We know your experience at LSE is shaped outside of the classroom too, and we will offer you a range of exciting opportunities to develop skills and try new things. 

These include giving back through volunteering, developing your entrepreneurial ideas via LSE Generate, shaping your community through LSE Students’ Union activities and societies and our new online public lecture programme. All activity will start from Welcome 2020, which will be delivered digitally and in-person. You can also access thriving regional alumni groups too, which operate across the globe.

We are committed to working in partnership with you to enhance your experiences and Disability and Wellbeing Services, Careers, Student Advice and LSE LIFE will continue to be available to guide you through the next academic year and beyond through excellent online and in-person services where possible.

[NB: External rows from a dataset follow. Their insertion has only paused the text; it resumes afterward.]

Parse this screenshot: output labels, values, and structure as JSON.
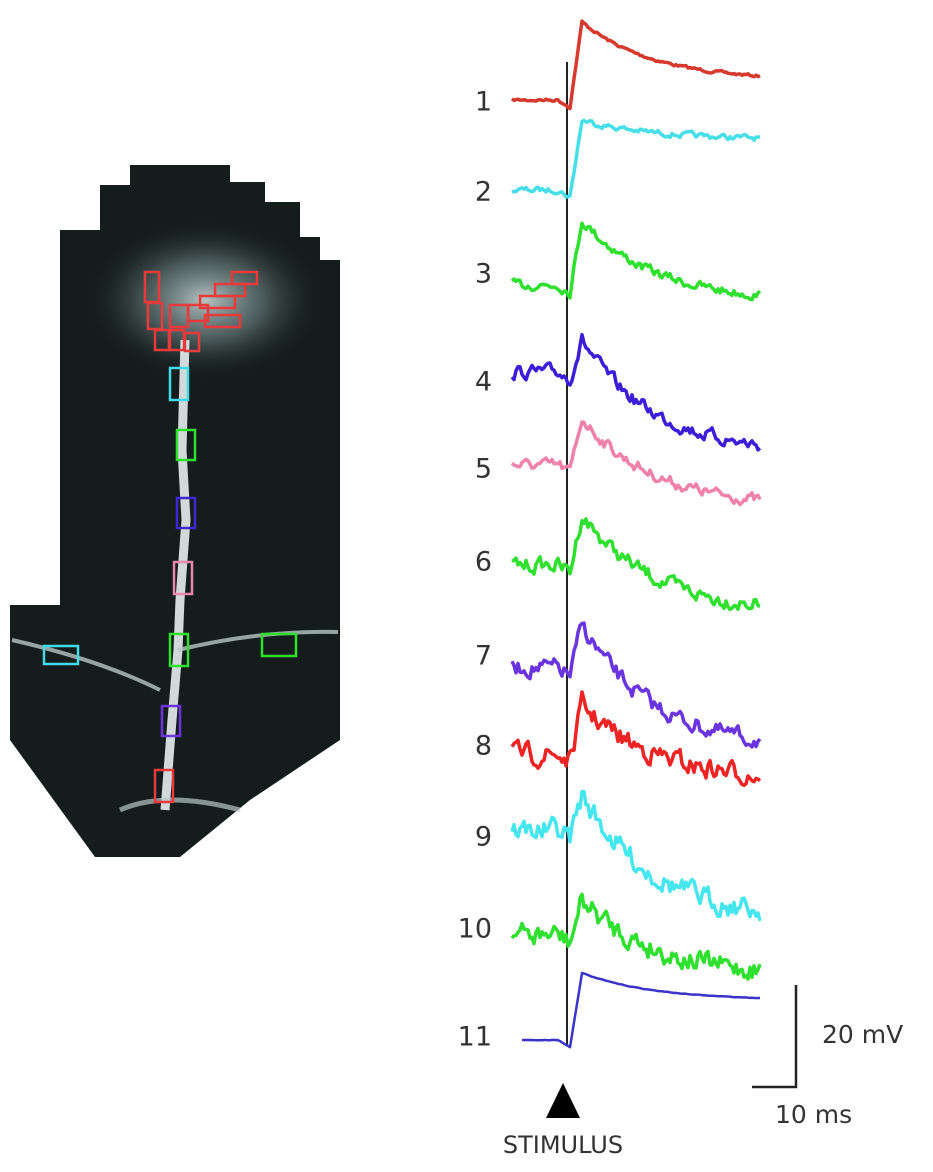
{
  "traces": [
    {
      "label": "1",
      "color": "#d63a2e"
    },
    {
      "label": "2",
      "color": "#46dfe8"
    },
    {
      "label": "3",
      "color": "#2fe02f"
    },
    {
      "label": "4",
      "color": "#3b1fd8"
    },
    {
      "label": "5",
      "color": "#ee82aa"
    },
    {
      "label": "6",
      "color": "#2fe02f"
    },
    {
      "label": "7",
      "color": "#6a35e0"
    },
    {
      "label": "8",
      "color": "#ee2424"
    },
    {
      "label": "9",
      "color": "#46e6ee"
    },
    {
      "label": "10",
      "color": "#2fe02f"
    },
    {
      "label": "11",
      "color": "#3a34c8"
    }
  ],
  "scale_bar": {
    "amplitude": "20 mV",
    "duration": "10 ms"
  },
  "stimulus_label": "STIMULUS"
}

What is the advice for students who are ‘clinically extremely vulnerable’, or living with someone who is?

The School is working hard to keep our community safe, well and supported as we begin the new academic year on campus. We are putting in place a range of measures to help make LSE COVID-secure
 
However, it is important that students who are ‘clinically extremely vulnerable’ and students who live with someone who is ‘clinically extremely vulnerable’ read and follow the advice available on the NHS website
 
LSE is making all teaching and learning available online for Michaelmas Term so students who wish to study online for safety reasons can do so until the start of Lent Term. We expect all students to be on campus for teaching and learning from the start of Lent Term.

If you are ‘clinically vulnerable’, or live with someone who is clinically vulnerable, you should also read and follow the advice available on the NHS website.
 
If you would like to speak to a member of staff about your wellbeing on campus please contact the Disability and Wellbeing Service by emailing disabilitydyslexia@lse.ac.uk.

Why do I need to follow LSE’s health and safety measures on campus?

LSE has undertaken extensive and rigourous risk assessments and health and safety assessments on all rooms and communal areas of the LSE campus. 

The measures we are putting in place are designed to keep our community as safe as possible. We are unapologetic about the fact that we will sometimes go beyond UK government guidance on social distancing or the use of face coverings to ensure our campus is safe. 

What if I'm exempt from wearing a face mask?

If you're exempt from wearing a face mask, then you'll need to register as exempt with the Student Wellbeing Service and display an identifying sticker on your LSE ID card. Find out more about registering and collecting your sticker on the student mask exemptions webpage.